We have reported on the application of ultrathin evaporated MoO_x as a hole collector at the back side of solar cells of two very different photovoltaic technologies. In case of polymer solar cells, MoO_x has been tested against a standard HTL made of PEDOT:PSS in devices with inverted architecture employing the PTB7-Th:[70]PCBM blend as a photoactive layer. The MoO_x-based PSCs have shown superior performance in terms of the current output and fill factor compared to the reference with PEDOT:PSS. The superior transparency of the MoO_x film allows an enhanced back reflected light inside the blend film, producing a higher photogeneration, as found from the illuminated J-V and EQE curves. The higher FF of the MoO_x-based device also suggests a better charge collection efficiency.

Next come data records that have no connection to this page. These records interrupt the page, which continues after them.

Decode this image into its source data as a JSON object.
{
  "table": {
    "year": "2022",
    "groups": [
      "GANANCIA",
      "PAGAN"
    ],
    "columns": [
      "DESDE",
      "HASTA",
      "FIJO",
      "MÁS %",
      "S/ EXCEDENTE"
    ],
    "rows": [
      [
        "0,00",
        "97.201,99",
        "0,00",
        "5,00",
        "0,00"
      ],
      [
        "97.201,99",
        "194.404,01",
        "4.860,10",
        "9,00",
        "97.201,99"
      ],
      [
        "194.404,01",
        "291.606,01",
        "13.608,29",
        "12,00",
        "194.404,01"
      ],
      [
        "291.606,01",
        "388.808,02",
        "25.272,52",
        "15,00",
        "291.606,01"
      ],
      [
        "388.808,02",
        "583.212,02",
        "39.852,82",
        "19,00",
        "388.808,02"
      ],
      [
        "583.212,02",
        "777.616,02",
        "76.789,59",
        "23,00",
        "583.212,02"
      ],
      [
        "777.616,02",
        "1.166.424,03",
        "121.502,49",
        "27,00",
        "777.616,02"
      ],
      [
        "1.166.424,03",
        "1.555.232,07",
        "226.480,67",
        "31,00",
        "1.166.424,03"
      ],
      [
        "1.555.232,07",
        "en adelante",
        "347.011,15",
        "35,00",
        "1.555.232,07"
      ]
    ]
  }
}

As for the SHJ technology, we have reported on the use of MoO_x as a rear dopant-free hole collector. We have demonstrated the efficacy of the approach when using both p-type and n-type Si wafers and evidenced a potential efficiency gain. In the present comparison over planar test structures with an Ag back reflecting electrode, the increase has been approximately 1% absolute against a standard p-type amorphous silicon hole collector. The gain is linked to the increased V_OC, which is likely due to the reduced recombination at the Si wafer surface when passivated by the (i)a-Si:H/MoO_x stack in place of (i)a-Si:H/(p)a-Si:H. We have elsewhere shown that the detrimental effects of the highly defective (p)a-Si:H collection layer can be partly overcome by using p-type doped nanocrystalline Si layers with superior electrical properties [38], but the replacement of doped Si-based layers with MoO_x offers the advantage of a low-temperature low-cost fabrication technique and no need of toxic doping gases in the fabrication process. In addition, less variability is expected in the solar cell results by avoiding the delicate tuning of the deposition parameters of the doped amorphous and nanocrystalline Si layers required for obtaining the optimal optoelectronic properties of the layers.